At the core of Ben-Shahar's own brand of positive psychology is an invitation to discover and cherish the things that gives us meaningful pleasure, rather than consistently indulging in short-term gratification or escapism. We should find more time to appreciate activities and people that grant the kind of happiness that lasts.

So far, so sensible, I thought. Only in the last year or two have I gained some insight into what these meaningful pleasures might be. Various kinds of writing have brought real satisfaction. It has also become easier to cement the friendships which really matter. So why has it taken so long to get some inkling about what really makes me happy?

"There are many prevailing pressures in our culture about what constitutes happiness," says my temporary teacher. "We think if we get enough promotion, prestige or accolades then we will happy. External, material attainment is so much part of our ethos. But it's short-lived and very quickly we go back to where we were before, emotionally."

A few chapters into Ben-Shahar's book, Happier, it is easy to identify myself as one of his "rat-racers", forever living in the hope of some future happiness. The psychologist recommends that I write out prime sources of pleasure each day, an exercise in gratitude his students have found helpful in living for the present.

Ignoring my internal cringe-o-meter, I jot down second-hand bookshops, Ealing comedies, table tennis and green tea: a list that makes my life feel a little inconsequential. Ben-Shahar insists the method works, for himself as well as for others.

Some of the online positive psychology tests prove more uplifting. After answering several questions with modestly positive answers such as "somewhat more often than not, I get what I want", I score 2.93 out of five in the overall happiness stakes. In a glass-half-full mood, I round it up to a three. If my happiness were a film, it'd be a mid-1980s Woody Allen comedy. Radio Days perhaps, or Broadway Danny Rose. But serotonin levels dip again when I realise I have ticked the box marked: "My existence neither helps nor hurts the world." A grim predicament. Friends have often told me that voluntary work makes them feel much better about themselves, but this has always seemed too selfish a motivation for apparently altruistic activities.
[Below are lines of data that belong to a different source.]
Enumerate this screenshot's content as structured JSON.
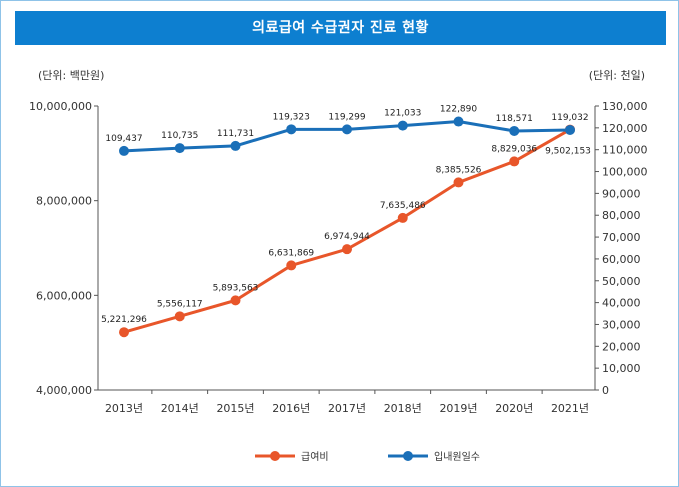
{
  "title": "의료급여 수급권자 진료 현황",
  "chart_data": {
    "type": "line",
    "left_unit": "(단위: 백만원)",
    "right_unit": "(단위: 천일)",
    "categories": [
      "2013년",
      "2014년",
      "2015년",
      "2016년",
      "2017년",
      "2018년",
      "2019년",
      "2020년",
      "2021년"
    ],
    "left_axis": {
      "min": 4000000,
      "max": 10000000,
      "ticks": [
        4000000,
        6000000,
        8000000,
        10000000
      ],
      "tick_labels": [
        "4,000,000",
        "6,000,000",
        "8,000,000",
        "10,000,000"
      ]
    },
    "right_axis": {
      "min": 0,
      "max": 130000,
      "ticks": [
        0,
        10000,
        20000,
        30000,
        40000,
        50000,
        60000,
        70000,
        80000,
        90000,
        100000,
        110000,
        120000,
        130000
      ],
      "tick_labels": [
        "0",
        "10,000",
        "20,000",
        "30,000",
        "40,000",
        "50,000",
        "60,000",
        "70,000",
        "80,000",
        "90,000",
        "100,000",
        "110,000",
        "120,000",
        "130,000"
      ]
    },
    "series": [
      {
        "name": "급여비",
        "axis": "left",
        "color": "#e8562a",
        "values": [
          5221296,
          5556117,
          5893563,
          6631869,
          6974944,
          7635486,
          8385526,
          8829036,
          9502153
        ],
        "labels": [
          "5,221,296",
          "5,556,117",
          "5,893,563",
          "6,631,869",
          "6,974,944",
          "7,635,486",
          "8,385,526",
          "8,829,036",
          "9,502,153"
        ]
      },
      {
        "name": "입내원일수",
        "axis": "right",
        "color": "#1a6fb8",
        "values": [
          109437,
          110735,
          111731,
          119323,
          119299,
          121033,
          122890,
          118571,
          119032
        ],
        "labels": [
          "109,437",
          "110,735",
          "111,731",
          "119,323",
          "119,299",
          "121,033",
          "122,890",
          "118,571",
          "119,032"
        ]
      }
    ]
  }
}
According to Ben-Shahar, I have failed to see the bigger picture. "Research shows regular acts of kindness, benevolence and volunteering can add significantly to our sense of well-being. Happiness creates inter-connectedness. It's not just an individualistic thing. Happiness is socially beneficial."

Am I being too self-centred, too greedy about happiness? I confess to Ben-Shahar that I'm feeling envious towards those abnormally cheery souls that appear to glide through life unscathed, hogging more than their fair share of bliss.

"Well, jealousy is a natural emotion," he chuckles. "It's true that there are people with really positive dispositions, and some of that is determined genetically. But there is no-one out there experiencing a constant high of happiness. In fact, quite often the people who seem to us the happiest are the ones who have experienced difficulties and hardship. They've learned to cope and have become more appreciative of what is good in their lives."

Some subdued, part of my brain has known this all along, but required intelligent exposition from a fellow rationalist. "I wasn't born with a positive disposition either," confides Ben-Shahar. "I wasn't born with a smiley face. I've had to work at happiness and I still have to work on it. The wonderful thing is that it's possible to work on it and become happier throughout life."